Evaluate the integral

$$\int \frac {1+x}{1+x^2}dx$$

i let u = 1+x
du = dx

so
$$\int \frac {dx}{u^2}du$$

or

$$\int u^-2du$$

$$\frac {-1}{u} + C$$

im not sure if this is right, the only other thing I can think of is to let u = (1+x)/(1+x^2) and then use the quotient rule.

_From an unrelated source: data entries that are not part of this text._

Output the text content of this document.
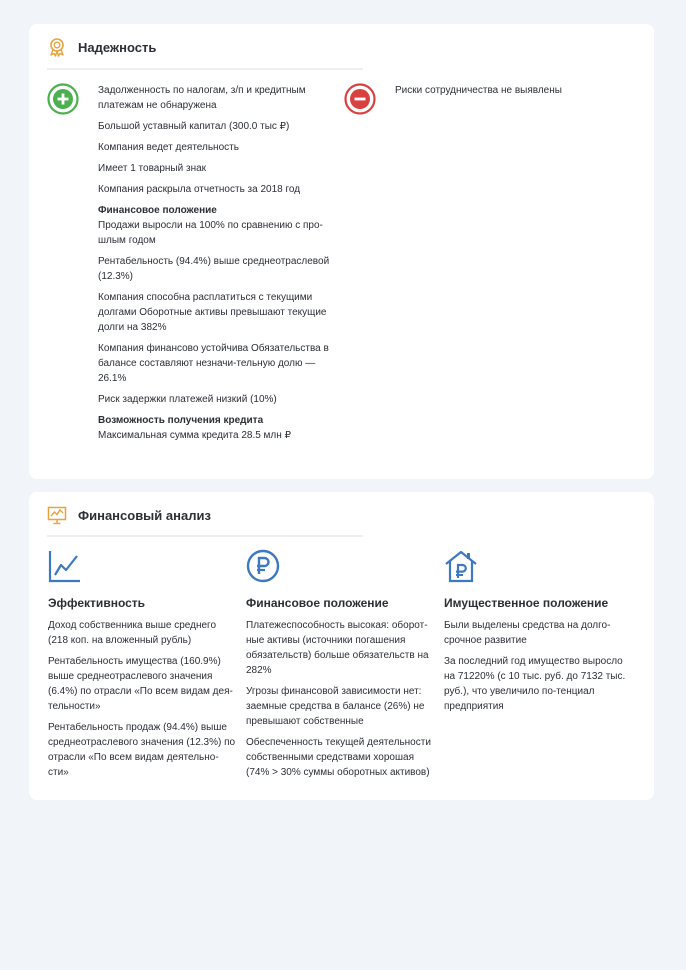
Надежность
Задолженность по налогам, з/п и кредитным платежам не обнаружена
Большой уставный капитал (300.0 тыс ₽)
Компания ведет деятельность
Имеет 1 товарный знак
Компания раскрыла отчетность за 2018 год
Финансовое положение
Продажи выросли на 100% по сравнению с про-шлым годом
Рентабельность (94.4%) выше среднеотраслевой (12.3%)
Компания способна расплатиться с текущими долгами Оборотные активы превышают текущие долги на 382%
Компания финансово устойчива Обязательства в балансе составляют незначи-тельную долю — 26.1%
Риск задержки платежей низкий (10%)
Возможность получения кредита
Максимальная сумма кредита 28.5 млн ₽
Риски сотрудничества не выявлены
Финансовый анализ
Эффективность
Доход собственника выше среднего (218 коп. на вложенный рубль)
Рентабельность имущества (160.9%) выше среднеотраслевого значения (6.4%) по отрасли «По всем видам дея-тельности»
Рентабельность продаж (94.4%) выше среднеотраслевого значения (12.3%) по отрасли «По всем видам деятельно-сти»
Финансовое положение
Платежеспособность высокая: оборот-ные активы (источники погашения обязательств) больше обязательств на 282%
Угрозы финансовой зависимости нет: заемные средства в балансе (26%) не превышают собственные
Обеспеченность текущей деятельности собственными средствами хорошая (74% > 30% суммы оборотных активов)
Имущественное положение
Были выделены средства на долго-срочное развитие
За последний год имущество выросло на 71220% (с 10 тыс. руб. до 7132 тыс. руб.), что увеличило по-тенциал предприятия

Any feedback is much appreciated.

Thanks

2. Oct 22, 2006

### arildno

No, it is not right.
$$\int\frac{1+x}{1+x^{2}}dx=\int\frac{dx}{1+x^{2}}+\int\frac{xdx}{1+x^{2}}$$
maybe that helps.

3. Oct 22, 2006

### neutrino

Split the first integral in two.

Btw, u^2 = (1+x)^2 != 1+x^2

4. Oct 22, 2006

### sapiental

hmm, that makes sense. Would I evaluate them like this then?

for the first integral

u = 1 + x
du = dx

and for the second

u = 1 + x^2
then du/2 = xdx

so then

$$\int \frac {1+x}{1+x^2}dx$$ = $$\int \frac {du}{u^2}$$ + $$\int \frac {du}{u}$$

$$\frac {-1}{u}$$ + ln|u| + C

thanks again.

Last edited: Oct 22, 2006
5. Oct 22, 2006

The second one is $$\frac{1}{2} \int \frac{du}{u}$$. As for the first one, note that $$u^2 = (1+x)^2 \neq 1+ x^2$$.

6. Oct 22, 2006

### sapiental

ohhh, I oversee too many details.

Can I just leave the integral $$\int \frac {dx}{1+x^2}$$

the way it is and just take the antiderivative to be tan^-1(x) + C

7. Oct 22, 2006

### arildno

Why should it be problematic to do so?